The mouth of the uterus is blocked by the raised hand or feet of the fetus in cases. This condition is known as Kilaka; bending of the body of the fetus like a horse’s hoof with both of its hands and feet coming closer in front, obstructing the uterus is a condition that has been identified as Pratikhura; the two shoulders and head of the fetus obstructing is Bijaka.

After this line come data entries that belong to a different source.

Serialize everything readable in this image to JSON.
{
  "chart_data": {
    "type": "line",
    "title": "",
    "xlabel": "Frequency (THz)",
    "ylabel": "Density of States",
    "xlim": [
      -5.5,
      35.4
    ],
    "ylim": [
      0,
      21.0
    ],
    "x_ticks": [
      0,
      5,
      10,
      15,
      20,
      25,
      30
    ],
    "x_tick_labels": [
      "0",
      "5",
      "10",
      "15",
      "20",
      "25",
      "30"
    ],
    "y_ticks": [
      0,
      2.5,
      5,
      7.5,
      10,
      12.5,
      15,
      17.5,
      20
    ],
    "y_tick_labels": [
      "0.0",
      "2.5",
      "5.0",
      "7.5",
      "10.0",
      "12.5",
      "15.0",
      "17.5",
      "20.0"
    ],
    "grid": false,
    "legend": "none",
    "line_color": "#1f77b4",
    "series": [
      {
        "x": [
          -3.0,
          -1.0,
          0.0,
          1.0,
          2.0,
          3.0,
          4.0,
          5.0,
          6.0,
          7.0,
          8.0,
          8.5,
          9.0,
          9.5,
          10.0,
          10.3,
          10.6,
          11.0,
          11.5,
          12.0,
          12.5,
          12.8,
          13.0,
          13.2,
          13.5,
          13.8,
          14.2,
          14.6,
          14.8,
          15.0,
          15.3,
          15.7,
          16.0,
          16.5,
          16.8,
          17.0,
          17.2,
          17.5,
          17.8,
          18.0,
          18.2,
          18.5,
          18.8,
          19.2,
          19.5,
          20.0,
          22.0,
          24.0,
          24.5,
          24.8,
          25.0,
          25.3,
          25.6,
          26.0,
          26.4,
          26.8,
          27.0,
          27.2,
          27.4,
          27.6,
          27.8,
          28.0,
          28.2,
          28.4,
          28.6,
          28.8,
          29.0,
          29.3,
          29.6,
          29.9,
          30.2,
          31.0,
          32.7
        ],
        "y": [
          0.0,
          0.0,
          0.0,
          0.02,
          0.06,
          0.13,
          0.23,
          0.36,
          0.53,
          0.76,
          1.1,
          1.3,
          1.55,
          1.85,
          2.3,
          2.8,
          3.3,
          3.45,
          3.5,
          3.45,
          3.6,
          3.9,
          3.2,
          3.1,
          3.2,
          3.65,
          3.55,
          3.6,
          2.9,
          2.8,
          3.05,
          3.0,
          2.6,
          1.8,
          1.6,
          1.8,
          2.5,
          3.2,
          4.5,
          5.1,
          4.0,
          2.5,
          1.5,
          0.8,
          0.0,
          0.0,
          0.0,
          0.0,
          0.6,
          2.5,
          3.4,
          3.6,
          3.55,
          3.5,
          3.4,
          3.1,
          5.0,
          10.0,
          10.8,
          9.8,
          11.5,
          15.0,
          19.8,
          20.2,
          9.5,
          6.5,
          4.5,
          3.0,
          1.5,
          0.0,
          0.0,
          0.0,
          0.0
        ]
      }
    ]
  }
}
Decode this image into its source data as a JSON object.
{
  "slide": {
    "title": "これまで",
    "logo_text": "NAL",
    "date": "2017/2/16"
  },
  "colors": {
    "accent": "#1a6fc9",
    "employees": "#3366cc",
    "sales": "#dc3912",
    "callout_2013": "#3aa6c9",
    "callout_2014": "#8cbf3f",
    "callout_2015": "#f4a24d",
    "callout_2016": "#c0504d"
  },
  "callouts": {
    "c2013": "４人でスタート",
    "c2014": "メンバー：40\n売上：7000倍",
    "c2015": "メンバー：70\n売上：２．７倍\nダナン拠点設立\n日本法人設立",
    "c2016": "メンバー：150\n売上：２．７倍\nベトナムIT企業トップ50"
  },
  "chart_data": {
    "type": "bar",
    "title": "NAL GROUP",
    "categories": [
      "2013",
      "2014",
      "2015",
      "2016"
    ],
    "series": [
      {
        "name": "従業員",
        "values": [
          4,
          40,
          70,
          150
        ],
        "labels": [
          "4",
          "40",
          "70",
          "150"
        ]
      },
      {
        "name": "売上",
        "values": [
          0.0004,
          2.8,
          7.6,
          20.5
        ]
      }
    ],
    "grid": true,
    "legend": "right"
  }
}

Finally, there is a condition known as Parigha, in which the fetus remains in transverse position like the bolt of a door inside the uterus. 6

अपविद्धशिरा या तु शीताङ्गी निरपत्रपा |
निलोद्गतसिरा हन्ति स गर्भं स च तां तथा || ७ ||

apaviddhaśirā yā tu śītāṅgī nirapatrapā |
nilōdgatasirā hanti sa garbhaṁ sa ca tāṁ tathā || 7 ||

The features that can prove fatal to the expectant mother and to her child include the following:

  • One who is unable to hold her head upright,
  • whose body has turned cold,
  • who has lost her natural shyness (nirapatrapa), and
  • who has developed prominent and blue colour veins on the stomach. 7

Intrauterine Fetal death

गर्भास्पन्दनमावीनां प्रणाशः श्याव – पाण्डुता |
भवेदुच्छ्वासपूतित्वं शूनता अन्तर्मृते शिशौ || ८ ||

garbhāspandanamāvīnāṁ praṇāśaḥ śyāva – pāṇḍutā |
bhavēducchvāsapūtitvaṁ śūnatā antarmr̥tē śiśau || 8 ||

Features of the woman whose fetus has turned dead inside include the following:

  • Absence of fetal movements as well as labour pain,
  • body of mother turning blue or yellowish white,
  • appearance of bad smell in her breath and
  • an abnormally large stomach. 8

Causes of intrauterine fetal death

मनसागन्तुभिर्मातुरूपतापैः प्रपीडितः |
गर्भो व्यापध्यते कुक्षौ व्याधिभिश्च निपीडितः || ९ ||

manasāgantubhirmāturūpatāpaiḥ prapīḍitaḥ |
garbhō vyāpadhyatē kukṣau vyādhibhiśca nipīḍitaḥ || 9 ||

The fetus may die within the uterus due to mental disorders, external injury, and excessive physical strain for the mother and as an effect of several diseases. 9

Complications

योनिसंवरणं सङ्घः कुक्षौ मक्कल्ल एव च |
हन्युः स्त्रियं मूढगर्भां यथोक्ताश्चाप्युपद्रवाः || १० ||

yōnisanvaraṇaṁ saṅghaḥ kukṣau makkalla ēva ca |
hanyuḥ striyaṁ mūḍhagarbhāṁ yathōktāścāpyupadravāḥ || 10 ||

Implications of the mudhagarbha that is going to kill the woman include the following:

  • Total blockage of the uterus (yonisamvarana)
  • Dead fetus staying in the uterus for long time (kukshi sanga)
  • And pain after delivery (makkalla). 10

Makkalla

वायुः प्रकुपितः कुर्यात् संरुध्य रुधिरं स्रुतम् |
सूताया ह्रुच्छिरो – बस्तिशूलं मक्कल्ल संज्ञकं || ११ ||

vāyuḥ prakupitaḥ kuryāt sanrudhya rudhiraṁ srutam |
sūtāyā hrucchirō – bastiśūlaṁ makkalla sañjñakaṁ || 11 ||

The gynecological disease caused due to morbid increase in vaata, associated with the blockage to the discharge of uterine fluid after delivery along with pain in the region of the heart, head and urinary bladder has been identified as Makkalla.

इति श्री माधवकरविरचिते माधवनिदाने मूढगर्भनिदानं समाप्तम् || ६४ ||

iti śrī mādhavakaraviracitē mādhavanidānē mūḍhagarbhanidānaṁ samāptam || 64 ||

Thus concludes the chapter on Moodhagarbha.